Research

Acoustic communication is widespread among animals. Despite a strong research focus on how the nervous system generates vocal behaviour, interactions between the nervous system, morphology and the environment are often overlooked. However these interactions are critical in understanding how neural signals (brain) are translated into acoustic signals (behavior).

Control of Sound Production in Vocal Vertebrates

Birdsong is among the most successful model systems for answering fundamental questions in behavioral neuroscience. It has been especially productive in identifying the neural mechanisms underlying imitative vocal learning as found in human speech acquisition. While we also use comparative approaches, we focuss on the best-studied model species: the Australian zebra finch. Instead of working ‘from the brain down’, our aim is to define neuromuscular control parameters and constraints by understanding the biomechanics of sound production to answer the fundamental question:

“How is neural activity translated into sound?”

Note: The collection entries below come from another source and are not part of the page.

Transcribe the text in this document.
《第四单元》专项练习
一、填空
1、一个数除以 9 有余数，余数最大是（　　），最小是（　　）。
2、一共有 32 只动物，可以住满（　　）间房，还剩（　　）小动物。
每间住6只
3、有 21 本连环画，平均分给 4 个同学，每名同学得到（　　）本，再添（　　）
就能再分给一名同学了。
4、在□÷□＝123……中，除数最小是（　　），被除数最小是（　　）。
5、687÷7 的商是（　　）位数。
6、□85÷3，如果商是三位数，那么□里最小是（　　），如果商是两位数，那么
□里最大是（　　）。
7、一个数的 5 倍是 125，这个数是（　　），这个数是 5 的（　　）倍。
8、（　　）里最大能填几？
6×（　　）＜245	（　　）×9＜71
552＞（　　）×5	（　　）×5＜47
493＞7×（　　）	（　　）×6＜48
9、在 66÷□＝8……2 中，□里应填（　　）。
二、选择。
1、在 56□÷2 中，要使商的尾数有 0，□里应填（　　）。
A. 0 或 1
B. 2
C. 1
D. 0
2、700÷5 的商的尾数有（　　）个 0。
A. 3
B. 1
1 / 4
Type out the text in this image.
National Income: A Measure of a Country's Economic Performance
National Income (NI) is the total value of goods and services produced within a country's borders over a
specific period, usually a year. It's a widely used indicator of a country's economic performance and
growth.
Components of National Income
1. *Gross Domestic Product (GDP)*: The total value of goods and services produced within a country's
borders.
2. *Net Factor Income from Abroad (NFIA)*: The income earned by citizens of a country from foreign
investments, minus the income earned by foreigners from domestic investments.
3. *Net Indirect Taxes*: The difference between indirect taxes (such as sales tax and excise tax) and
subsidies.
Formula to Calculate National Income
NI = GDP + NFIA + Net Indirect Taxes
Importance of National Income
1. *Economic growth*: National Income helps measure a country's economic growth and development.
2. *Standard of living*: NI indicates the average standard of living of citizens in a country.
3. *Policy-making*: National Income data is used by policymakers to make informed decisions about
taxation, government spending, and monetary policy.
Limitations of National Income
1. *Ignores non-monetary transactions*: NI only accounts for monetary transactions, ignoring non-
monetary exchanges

We use a variety of in vivo, ex vivo and in vitro experimental physiological techniques combined with various forms of (high-speed) imaging. Furthermore, we use a comparative approach and study sound production mechanisms and control across the vocal vertebrates, such as other bird species, bats and fish.

Superfast Muscles

Skeletal muscles working at cycle frequencies over 100 Hz were previously considered extremely rare adaptations. Our research has recently established the presence of superfast muscles in (song)birds (Elemans et al, Nature 2004; PLoS ONE 2008) and mammals (bats, Elemans et al., Science 2011). These results show that these muscles are present across the vertebrates, all in the context of sound production. We are currently studying 1) the function and cellular mechanisms underlying superfast muscle design in a comparative context and 2) the evolution of the superfast muscle motor protein, myosin, using a genomic approach. Next to their pivotal role in sound production, superfast muscles act as an excellent model system to study basic muscle physiology.